In January 1963, Charlie Watts joined the Stones. The band gigged constantly, with residencies at venues like Ealing Jazz Club, Ken Colyer's Studio 51, and Eel Pie Island in Twickenham. Their weekly performances at the Crawdaddy at Richmond's Station Hotel resulted in ecstatic press reviews, and in April Andrew Loog Oldham saw them there and signed them to his management company the next day. He started the "Would you let your daughter marry a Rolling Stone" press campaign, which set the tone for their career.
In May 1963, the Stones were signed to Decca Records by the same man who had turned down the Beatles. A month later "Come On", the first Rolling Stones single, was released, and reached number two in the U.K. charts.
The fifth member of the group, Brian Jones, left on 8th June 1969, saying that he wanted to form a new group. He was replaced by Mick Taylor, formerly in John Mayall's Bluesbreakers.

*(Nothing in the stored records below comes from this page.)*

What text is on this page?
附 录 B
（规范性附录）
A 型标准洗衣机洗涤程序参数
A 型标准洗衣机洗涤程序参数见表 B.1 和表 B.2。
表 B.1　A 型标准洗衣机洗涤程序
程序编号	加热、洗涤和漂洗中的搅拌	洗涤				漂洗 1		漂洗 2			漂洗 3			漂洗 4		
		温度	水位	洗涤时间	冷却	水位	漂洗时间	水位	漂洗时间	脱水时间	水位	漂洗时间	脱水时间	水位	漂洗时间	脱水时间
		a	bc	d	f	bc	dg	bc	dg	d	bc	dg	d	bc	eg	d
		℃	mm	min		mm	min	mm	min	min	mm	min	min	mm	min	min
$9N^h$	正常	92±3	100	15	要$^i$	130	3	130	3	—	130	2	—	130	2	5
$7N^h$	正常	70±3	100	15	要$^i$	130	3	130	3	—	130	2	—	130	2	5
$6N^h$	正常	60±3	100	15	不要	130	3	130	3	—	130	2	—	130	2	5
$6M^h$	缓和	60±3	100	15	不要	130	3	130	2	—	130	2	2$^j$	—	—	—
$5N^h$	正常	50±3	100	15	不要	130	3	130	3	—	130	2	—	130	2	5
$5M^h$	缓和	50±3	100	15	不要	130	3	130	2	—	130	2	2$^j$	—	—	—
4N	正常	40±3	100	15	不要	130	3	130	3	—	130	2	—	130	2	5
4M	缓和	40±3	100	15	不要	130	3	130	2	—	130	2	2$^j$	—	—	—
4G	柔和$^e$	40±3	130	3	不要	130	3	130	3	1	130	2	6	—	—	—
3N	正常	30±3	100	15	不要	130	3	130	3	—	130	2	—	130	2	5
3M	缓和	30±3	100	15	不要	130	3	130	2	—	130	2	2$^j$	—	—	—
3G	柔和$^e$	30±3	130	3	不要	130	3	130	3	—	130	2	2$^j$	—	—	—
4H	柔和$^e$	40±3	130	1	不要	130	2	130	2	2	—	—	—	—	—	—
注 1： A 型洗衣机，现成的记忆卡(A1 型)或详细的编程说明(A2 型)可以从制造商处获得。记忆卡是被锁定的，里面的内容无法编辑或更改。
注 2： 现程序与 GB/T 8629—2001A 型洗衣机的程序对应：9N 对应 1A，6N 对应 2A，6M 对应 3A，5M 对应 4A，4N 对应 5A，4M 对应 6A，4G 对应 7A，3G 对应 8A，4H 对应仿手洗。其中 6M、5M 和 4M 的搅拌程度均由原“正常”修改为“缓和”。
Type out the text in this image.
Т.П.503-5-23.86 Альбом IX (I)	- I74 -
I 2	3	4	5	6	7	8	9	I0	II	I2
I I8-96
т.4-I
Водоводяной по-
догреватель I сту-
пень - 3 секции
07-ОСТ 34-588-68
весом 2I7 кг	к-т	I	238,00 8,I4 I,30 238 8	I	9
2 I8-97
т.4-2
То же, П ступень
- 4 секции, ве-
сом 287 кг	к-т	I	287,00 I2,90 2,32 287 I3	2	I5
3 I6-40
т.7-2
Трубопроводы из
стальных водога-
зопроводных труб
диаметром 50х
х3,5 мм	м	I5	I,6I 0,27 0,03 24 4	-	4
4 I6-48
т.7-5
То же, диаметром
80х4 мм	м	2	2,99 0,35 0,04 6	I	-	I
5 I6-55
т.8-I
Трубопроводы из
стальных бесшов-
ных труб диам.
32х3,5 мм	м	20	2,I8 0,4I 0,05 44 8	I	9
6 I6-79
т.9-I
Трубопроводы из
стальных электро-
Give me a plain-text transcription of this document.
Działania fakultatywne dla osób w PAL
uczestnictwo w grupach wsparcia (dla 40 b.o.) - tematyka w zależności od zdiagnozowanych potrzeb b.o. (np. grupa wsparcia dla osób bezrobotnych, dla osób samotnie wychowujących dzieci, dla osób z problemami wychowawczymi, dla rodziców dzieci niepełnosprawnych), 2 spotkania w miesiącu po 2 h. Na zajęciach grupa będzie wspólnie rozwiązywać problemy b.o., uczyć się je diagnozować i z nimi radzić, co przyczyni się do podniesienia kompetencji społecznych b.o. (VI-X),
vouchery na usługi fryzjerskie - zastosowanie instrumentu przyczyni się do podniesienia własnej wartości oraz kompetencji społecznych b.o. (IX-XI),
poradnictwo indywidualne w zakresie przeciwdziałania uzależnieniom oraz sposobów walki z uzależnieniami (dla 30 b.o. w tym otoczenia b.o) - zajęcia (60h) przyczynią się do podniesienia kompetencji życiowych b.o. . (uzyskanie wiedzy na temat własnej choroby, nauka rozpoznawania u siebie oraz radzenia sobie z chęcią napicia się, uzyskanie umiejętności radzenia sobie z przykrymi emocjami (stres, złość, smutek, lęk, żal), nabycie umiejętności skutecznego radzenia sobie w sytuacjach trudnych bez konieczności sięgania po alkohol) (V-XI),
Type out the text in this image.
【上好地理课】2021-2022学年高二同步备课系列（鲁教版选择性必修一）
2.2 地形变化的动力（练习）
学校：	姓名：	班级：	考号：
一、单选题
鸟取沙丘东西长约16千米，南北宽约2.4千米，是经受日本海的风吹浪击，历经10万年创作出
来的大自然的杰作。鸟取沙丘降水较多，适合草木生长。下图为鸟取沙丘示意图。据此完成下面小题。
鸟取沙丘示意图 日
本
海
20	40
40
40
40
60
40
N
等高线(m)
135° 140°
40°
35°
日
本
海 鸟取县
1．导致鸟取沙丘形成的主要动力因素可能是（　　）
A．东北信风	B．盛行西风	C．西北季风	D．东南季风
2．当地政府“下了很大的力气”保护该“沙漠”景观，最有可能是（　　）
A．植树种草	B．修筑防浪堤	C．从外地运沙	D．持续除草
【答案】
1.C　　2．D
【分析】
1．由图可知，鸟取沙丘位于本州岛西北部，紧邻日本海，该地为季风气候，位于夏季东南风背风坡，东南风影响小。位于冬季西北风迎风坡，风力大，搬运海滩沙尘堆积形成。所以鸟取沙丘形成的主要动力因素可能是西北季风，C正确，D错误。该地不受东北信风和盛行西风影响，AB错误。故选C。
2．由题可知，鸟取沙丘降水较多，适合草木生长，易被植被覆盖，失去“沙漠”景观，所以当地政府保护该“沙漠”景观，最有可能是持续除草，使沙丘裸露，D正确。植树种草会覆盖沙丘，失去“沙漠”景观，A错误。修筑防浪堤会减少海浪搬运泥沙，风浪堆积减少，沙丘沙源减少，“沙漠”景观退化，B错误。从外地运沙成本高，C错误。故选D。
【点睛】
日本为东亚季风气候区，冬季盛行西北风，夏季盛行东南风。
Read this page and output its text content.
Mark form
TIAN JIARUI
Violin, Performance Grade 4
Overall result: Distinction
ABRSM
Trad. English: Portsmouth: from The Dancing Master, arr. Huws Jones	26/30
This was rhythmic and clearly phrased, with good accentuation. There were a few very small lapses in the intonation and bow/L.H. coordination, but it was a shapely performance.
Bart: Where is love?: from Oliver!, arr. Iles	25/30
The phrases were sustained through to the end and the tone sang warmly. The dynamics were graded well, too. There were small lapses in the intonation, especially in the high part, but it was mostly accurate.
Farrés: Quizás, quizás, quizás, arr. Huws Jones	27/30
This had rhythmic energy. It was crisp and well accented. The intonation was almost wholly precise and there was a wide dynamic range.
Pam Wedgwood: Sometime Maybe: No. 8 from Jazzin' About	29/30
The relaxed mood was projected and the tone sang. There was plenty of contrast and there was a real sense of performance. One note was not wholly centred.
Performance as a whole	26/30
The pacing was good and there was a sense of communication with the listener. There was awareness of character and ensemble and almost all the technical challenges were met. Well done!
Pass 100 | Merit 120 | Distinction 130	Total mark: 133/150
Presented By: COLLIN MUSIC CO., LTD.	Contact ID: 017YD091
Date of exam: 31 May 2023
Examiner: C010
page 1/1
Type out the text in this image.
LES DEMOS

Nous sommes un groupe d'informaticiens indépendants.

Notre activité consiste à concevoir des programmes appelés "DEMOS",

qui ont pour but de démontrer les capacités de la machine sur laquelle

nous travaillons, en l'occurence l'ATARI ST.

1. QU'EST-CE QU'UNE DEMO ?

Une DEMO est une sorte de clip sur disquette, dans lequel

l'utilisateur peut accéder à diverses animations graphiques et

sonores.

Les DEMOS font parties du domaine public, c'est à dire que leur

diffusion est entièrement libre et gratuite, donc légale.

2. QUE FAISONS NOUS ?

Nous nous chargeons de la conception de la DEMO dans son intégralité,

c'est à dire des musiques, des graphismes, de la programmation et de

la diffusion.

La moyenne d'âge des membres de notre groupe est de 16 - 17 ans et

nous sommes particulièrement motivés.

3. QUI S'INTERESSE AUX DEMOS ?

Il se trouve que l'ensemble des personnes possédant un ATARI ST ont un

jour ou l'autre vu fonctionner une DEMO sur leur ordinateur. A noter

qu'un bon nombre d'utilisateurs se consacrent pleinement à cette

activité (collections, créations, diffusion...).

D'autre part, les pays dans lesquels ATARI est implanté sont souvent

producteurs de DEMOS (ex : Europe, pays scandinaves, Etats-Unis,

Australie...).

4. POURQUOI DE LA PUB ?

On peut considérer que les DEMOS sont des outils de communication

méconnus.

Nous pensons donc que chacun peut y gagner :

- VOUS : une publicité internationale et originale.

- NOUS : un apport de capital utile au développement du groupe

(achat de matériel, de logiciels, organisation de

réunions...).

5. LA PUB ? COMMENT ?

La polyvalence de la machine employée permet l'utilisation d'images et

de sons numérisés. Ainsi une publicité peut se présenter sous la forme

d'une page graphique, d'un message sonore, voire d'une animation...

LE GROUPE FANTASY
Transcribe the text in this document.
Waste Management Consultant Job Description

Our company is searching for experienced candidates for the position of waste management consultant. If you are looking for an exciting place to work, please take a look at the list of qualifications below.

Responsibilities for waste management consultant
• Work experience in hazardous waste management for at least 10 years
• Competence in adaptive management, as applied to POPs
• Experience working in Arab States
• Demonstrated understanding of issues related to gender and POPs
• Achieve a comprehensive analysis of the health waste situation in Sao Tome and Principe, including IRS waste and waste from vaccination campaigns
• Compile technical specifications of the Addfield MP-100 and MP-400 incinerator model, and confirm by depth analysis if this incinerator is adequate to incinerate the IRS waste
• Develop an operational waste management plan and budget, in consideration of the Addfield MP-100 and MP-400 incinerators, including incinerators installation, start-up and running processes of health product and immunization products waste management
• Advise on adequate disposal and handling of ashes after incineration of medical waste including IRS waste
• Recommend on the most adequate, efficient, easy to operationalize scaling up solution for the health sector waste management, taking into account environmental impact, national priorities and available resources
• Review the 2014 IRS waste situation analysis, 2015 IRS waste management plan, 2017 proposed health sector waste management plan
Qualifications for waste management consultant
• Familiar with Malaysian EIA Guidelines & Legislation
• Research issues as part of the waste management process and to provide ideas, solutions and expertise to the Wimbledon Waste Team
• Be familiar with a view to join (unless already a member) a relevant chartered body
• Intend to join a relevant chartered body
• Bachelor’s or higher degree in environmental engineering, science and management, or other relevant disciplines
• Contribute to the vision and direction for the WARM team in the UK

In 1971 the Stones, whose contract with Decca had expired, launched their Rolling Stones Records label. In December 1974 Taylor left the group in order to pursue a solo career. He was replaced in 1975 by Ronnie Wood.
Since Wyman left the Stones in 1993, the band has consisted of Jagger, Richards, Watts and guitarist Ronnie Wood. In studio and live performances, Darryl Jones (bassist) and Chuck Leavell (keyboardist) also serve as a regular contributors.
All the members have also undertaken solo projects of various kinds.